Istanbul’s KRANK Art Gallery is currently hosting artist Sena Başöz's solo exhibition "A Consolation," which will be open to visitors through Oct. 31. The show questions the consequences of accumulated stories and knowledge that leak through the linear narratives of human lives and do not fit into an institutional structure.

Time flows so fast, and the idea of an end is fast approaching us. In his book "Learning to Die in the Anthropocene: Reflections on the End of a Civilization," Roy Scranton suggests that the only thing that could save humanity in the Anthropocene, the period referring to the past two centuries of increased human impact on the environment, is our memory.

Addressing healing processes on the basis of the care, self-regeneration and long-term balancing of nature, Başöz, therefore, perceives archiving as showing care for our memory. She believes that editing narratives from an archive invigorates the archive and becomes a practice that creates continuity between life and death.

A video installation by Sena Başöz at the exhibition.
According to the artist, it takes time and effort to revive an archive by creating narratives from it. Some institutional archives can be handled with care and attention. But what happens to the personal archives, stories and knowledge that do not fit into the institutional structure? This question appeared in Başöz's mind when she worked with an institutional archive last year. She was questioning what we can hide in the face of an end, death.

"A Consolation" came at a time when the artist worked closely with this institutional archive of memory space while reviewing her personal archives of photographs, written and visual materials at her home at the same time. The artist focuses on the lack of resources to pen personal archives and accumulation of knowledge that do not fit in the institutional structure in the narrative. She asks the question, "Can personal narratives and knowledge that are lost, destroyed, torn apart, forgotten or mixed because they are too accumulated be revived as part of a whole?"

The exhibition is named after Roman statesman Marcus Tullius Cicero's lost work "Consolatio," which he wrote to ease his pain after the death of his daughter. Başöz addresses the connections between life and death by using life forms and extensions that are dispersed and fragmented in nature in the exhibit.

Sena Başöz, "Ayçerçeveli" ("Moonframe").

In the exhibit, the video called "The Box" triggers opposing phenomena such as hiding and revealing, holding and releasing, and life and death. Another video installation that takes over the floor of the exhibition space centers on Posidonia oceanica, a species of algae native to the Mediterranean Sea. The artist thinks of the cycles of information and memory that pile up in individual archives on the axis of the cycles of this moss that oscillate together in an underwater meadow and then disperse, form piles on beaches and then turn into compost. The installation is accompanied by photographs taken from the document destruction machine, which formally resembles Posidonia oceanica, as well as collages made of moss, hair and bird feathers.

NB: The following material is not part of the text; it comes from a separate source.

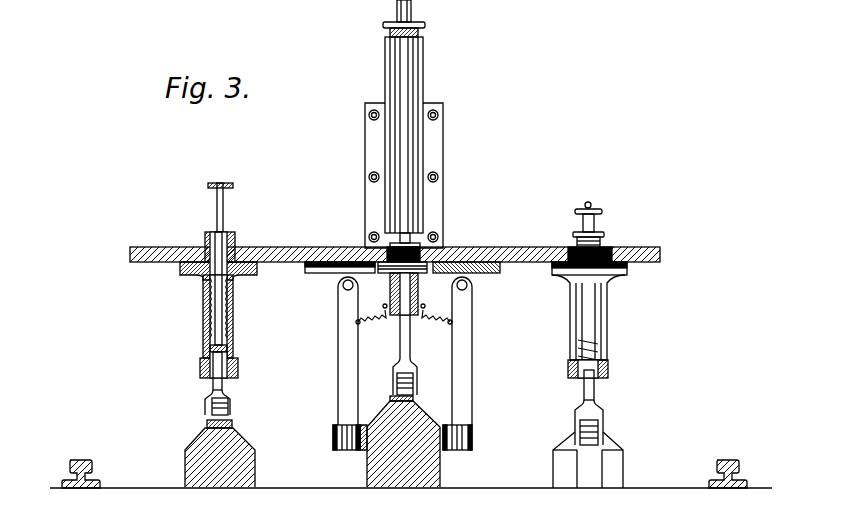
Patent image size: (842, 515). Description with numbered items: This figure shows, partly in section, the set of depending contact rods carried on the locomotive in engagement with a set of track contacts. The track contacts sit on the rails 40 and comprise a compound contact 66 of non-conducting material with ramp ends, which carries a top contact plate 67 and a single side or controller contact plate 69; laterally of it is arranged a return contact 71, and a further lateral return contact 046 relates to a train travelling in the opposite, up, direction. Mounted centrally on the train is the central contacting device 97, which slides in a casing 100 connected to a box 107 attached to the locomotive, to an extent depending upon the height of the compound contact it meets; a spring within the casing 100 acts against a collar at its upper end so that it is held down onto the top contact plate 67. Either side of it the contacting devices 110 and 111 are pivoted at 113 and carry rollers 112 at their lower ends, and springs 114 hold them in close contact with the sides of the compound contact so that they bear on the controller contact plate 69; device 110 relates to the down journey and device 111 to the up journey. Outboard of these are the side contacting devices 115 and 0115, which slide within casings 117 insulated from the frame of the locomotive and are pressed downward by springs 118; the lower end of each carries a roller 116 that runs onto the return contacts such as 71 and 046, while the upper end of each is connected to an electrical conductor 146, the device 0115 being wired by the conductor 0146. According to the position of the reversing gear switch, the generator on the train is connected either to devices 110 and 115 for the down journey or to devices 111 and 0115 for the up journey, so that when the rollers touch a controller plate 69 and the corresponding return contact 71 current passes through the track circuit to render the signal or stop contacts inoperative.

Başöz continues her research on the conditions and methods of animating an institutional archive for her performance named "Slalom," which she started to develop within the Delfina Foundation Residency Program in London.

"A Consolation" consists of the artist's works on personal archives that have developed in parallel with her work on reinvigorating institutional archives as dealing with an archive is, after all, always about the future for her. Adapting the past and future allows us to understand where we stand today.